I want my stories to be like life, which means I want them to be like carrots, which means each story is a story, and that's all we know.
In some ways, I was being coy. In more ways, I was being honest.

But I wrote the story for the anthology, and so at a very basic level of definition it is interstitial, because I wrote it with the book in mind, it was accepted by the editors, and will now appear with that label attached to it. It will be read as an example of something that I can't define, and I love the weirdness of that. Before writing the story, I read everything I could find about what "interstitial" meant to the IAF, and I still really couldn't put my finger on it, so I decided to take the word literally and write a story that crossed as many borders as I could think of while writing it. Writing it felt similar to writing "The Art of Comedy", and I think of the two stories as part of a sort of loose trilogy for which I haven't yet written the third piece.

"Interstitial fiction", then, has been useful to me as a way of creating a story I might not otherwise have created, and the term opened up a space -- the anthology -- in which that story could appear. More than that I would not want to claim for the term, though I'm certainly not opposed to people doing so. We all have different levels of comfort with labels. Whenever I encounter a label or definition of any sort, I have an overwhelming urge to find its exceptions and limitations. This could be a form of psychosis rather than a valid critical instinct.

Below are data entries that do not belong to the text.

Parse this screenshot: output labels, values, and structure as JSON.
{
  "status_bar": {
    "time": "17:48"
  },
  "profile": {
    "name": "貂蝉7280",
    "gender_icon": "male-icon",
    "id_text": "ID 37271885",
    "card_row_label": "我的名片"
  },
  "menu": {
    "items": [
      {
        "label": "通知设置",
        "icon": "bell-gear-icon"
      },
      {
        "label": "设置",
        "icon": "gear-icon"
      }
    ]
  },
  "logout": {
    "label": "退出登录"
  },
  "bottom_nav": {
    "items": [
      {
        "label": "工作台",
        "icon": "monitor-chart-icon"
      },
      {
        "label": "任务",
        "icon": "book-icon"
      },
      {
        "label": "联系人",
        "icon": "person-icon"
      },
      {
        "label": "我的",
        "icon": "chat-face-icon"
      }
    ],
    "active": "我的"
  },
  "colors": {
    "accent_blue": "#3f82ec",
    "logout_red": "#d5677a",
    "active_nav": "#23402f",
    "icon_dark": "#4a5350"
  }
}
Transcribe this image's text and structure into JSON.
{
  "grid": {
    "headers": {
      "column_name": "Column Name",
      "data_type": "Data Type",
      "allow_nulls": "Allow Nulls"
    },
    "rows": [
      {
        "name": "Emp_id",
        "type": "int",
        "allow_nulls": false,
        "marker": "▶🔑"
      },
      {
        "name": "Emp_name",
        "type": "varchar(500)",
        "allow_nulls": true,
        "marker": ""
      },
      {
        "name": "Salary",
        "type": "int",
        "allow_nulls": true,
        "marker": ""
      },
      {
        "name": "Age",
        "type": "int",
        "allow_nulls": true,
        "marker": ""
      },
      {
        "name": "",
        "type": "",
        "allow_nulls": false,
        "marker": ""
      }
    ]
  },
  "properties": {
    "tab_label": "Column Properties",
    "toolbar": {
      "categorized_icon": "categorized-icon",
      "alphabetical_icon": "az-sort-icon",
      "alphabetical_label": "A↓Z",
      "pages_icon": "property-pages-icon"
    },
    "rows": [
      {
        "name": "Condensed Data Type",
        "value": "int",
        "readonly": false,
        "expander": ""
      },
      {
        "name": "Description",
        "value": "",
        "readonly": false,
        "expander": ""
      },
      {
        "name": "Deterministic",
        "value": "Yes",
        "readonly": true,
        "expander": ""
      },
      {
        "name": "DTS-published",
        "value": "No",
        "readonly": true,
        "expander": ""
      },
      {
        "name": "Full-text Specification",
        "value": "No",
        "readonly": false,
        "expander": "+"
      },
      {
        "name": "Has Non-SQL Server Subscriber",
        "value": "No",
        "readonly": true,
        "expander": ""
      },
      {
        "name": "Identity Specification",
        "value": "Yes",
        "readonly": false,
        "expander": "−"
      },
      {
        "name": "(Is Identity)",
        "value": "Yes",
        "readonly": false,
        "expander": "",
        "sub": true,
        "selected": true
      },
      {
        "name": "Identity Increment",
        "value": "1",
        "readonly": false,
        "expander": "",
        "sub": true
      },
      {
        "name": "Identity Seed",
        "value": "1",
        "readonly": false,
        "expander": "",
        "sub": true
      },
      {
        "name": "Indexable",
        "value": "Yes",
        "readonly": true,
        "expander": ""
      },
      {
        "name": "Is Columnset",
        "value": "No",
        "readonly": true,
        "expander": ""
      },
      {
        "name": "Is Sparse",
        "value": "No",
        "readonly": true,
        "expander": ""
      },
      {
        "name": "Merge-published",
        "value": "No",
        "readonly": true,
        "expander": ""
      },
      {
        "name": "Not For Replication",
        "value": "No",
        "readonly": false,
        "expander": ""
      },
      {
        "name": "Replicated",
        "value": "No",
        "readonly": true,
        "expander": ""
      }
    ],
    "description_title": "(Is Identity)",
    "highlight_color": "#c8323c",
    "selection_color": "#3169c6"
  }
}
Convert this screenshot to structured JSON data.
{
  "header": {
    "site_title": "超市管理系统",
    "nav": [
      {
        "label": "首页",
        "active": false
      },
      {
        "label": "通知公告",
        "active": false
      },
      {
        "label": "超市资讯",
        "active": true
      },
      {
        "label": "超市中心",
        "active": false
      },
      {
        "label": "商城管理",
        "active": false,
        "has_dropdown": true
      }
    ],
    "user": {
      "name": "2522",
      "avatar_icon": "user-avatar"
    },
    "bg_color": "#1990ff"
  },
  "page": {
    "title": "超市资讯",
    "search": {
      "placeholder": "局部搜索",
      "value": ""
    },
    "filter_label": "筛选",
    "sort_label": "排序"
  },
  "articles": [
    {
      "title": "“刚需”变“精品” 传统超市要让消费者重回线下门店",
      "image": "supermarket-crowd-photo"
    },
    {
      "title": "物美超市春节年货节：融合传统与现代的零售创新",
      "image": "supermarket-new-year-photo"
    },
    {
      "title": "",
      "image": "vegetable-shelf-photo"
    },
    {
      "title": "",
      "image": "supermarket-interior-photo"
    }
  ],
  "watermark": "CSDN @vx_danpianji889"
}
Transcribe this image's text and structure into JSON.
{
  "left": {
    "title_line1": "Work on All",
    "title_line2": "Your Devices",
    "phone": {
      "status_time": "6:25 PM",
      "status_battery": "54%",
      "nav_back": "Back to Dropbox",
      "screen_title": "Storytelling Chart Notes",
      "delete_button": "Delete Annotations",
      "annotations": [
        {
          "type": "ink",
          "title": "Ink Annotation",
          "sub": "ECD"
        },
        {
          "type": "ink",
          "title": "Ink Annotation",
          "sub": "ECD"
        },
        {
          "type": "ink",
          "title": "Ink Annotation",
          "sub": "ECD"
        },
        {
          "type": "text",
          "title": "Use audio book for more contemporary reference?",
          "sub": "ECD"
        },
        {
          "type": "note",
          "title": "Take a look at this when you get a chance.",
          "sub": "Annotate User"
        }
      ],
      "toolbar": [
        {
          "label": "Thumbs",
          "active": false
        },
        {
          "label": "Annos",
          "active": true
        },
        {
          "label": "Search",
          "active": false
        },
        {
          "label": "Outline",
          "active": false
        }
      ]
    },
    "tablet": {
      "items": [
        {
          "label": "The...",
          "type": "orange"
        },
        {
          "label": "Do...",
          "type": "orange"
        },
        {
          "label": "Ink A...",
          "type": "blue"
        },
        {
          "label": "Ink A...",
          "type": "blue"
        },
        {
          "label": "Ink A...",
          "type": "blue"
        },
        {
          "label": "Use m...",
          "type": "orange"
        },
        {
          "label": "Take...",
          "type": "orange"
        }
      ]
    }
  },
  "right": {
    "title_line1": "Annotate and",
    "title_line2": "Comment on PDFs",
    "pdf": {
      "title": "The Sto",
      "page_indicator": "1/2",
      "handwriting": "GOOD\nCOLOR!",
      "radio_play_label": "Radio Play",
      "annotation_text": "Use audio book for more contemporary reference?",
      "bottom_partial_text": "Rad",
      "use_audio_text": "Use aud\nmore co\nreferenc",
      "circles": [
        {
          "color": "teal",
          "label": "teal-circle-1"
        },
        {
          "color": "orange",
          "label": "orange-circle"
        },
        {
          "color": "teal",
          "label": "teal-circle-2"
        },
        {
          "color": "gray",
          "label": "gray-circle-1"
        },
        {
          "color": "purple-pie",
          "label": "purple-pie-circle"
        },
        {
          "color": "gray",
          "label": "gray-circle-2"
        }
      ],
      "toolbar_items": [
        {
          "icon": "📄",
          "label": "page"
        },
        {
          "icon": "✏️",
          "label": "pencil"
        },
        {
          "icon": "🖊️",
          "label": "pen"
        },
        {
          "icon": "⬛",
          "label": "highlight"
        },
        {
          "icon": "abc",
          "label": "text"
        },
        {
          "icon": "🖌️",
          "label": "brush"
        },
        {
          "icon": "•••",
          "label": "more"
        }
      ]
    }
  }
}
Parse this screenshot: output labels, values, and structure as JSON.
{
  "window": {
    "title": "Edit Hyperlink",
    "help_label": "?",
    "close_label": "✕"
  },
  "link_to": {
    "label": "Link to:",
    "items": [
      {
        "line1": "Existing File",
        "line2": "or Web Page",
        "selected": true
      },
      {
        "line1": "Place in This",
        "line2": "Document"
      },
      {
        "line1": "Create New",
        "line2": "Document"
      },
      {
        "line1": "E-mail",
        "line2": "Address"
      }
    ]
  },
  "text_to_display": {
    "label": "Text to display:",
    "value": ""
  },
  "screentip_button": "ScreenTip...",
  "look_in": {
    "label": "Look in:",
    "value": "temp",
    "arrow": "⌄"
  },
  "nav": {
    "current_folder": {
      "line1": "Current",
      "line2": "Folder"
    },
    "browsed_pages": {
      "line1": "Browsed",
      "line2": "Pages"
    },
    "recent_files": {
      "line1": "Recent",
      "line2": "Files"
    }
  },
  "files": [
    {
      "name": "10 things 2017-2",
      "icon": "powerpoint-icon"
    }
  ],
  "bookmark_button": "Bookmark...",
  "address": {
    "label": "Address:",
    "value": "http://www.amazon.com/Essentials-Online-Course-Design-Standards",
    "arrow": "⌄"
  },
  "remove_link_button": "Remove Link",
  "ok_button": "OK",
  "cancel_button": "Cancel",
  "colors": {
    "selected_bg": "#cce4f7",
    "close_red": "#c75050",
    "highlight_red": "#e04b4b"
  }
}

Any label a reader encounters for a story will affect how that story is read, and so labels offer both a way of seeing and a way of not seeing. I hope the label of "interstitial" will help readers notice all the border-crossings in my story, because I think that will make it a richer reading experience than it would be otherwise, but I know, too, that the label will obscure things within the story. But things get obscured for all sorts of reasons, and no reading is ever comprehensive. I'm too much of a postmodernist to believe in any sort of "pure" reading. My hope would be that the stories could live both with and without the label, that they could acquire other labels and other ways of reading, that their meanings could expand and multiply, gaining richness and power. Without delineations we could see nothing -- we have to be able to say this is this and not that, we have to be able to distinguish, but there is no need to let the tools of distinguishing become chains. We need labels to show us what we would not see otherwise, but when the labels become more blinding than enlightening, they must be cast aside -- and any honest label-maker would, I hope, agree.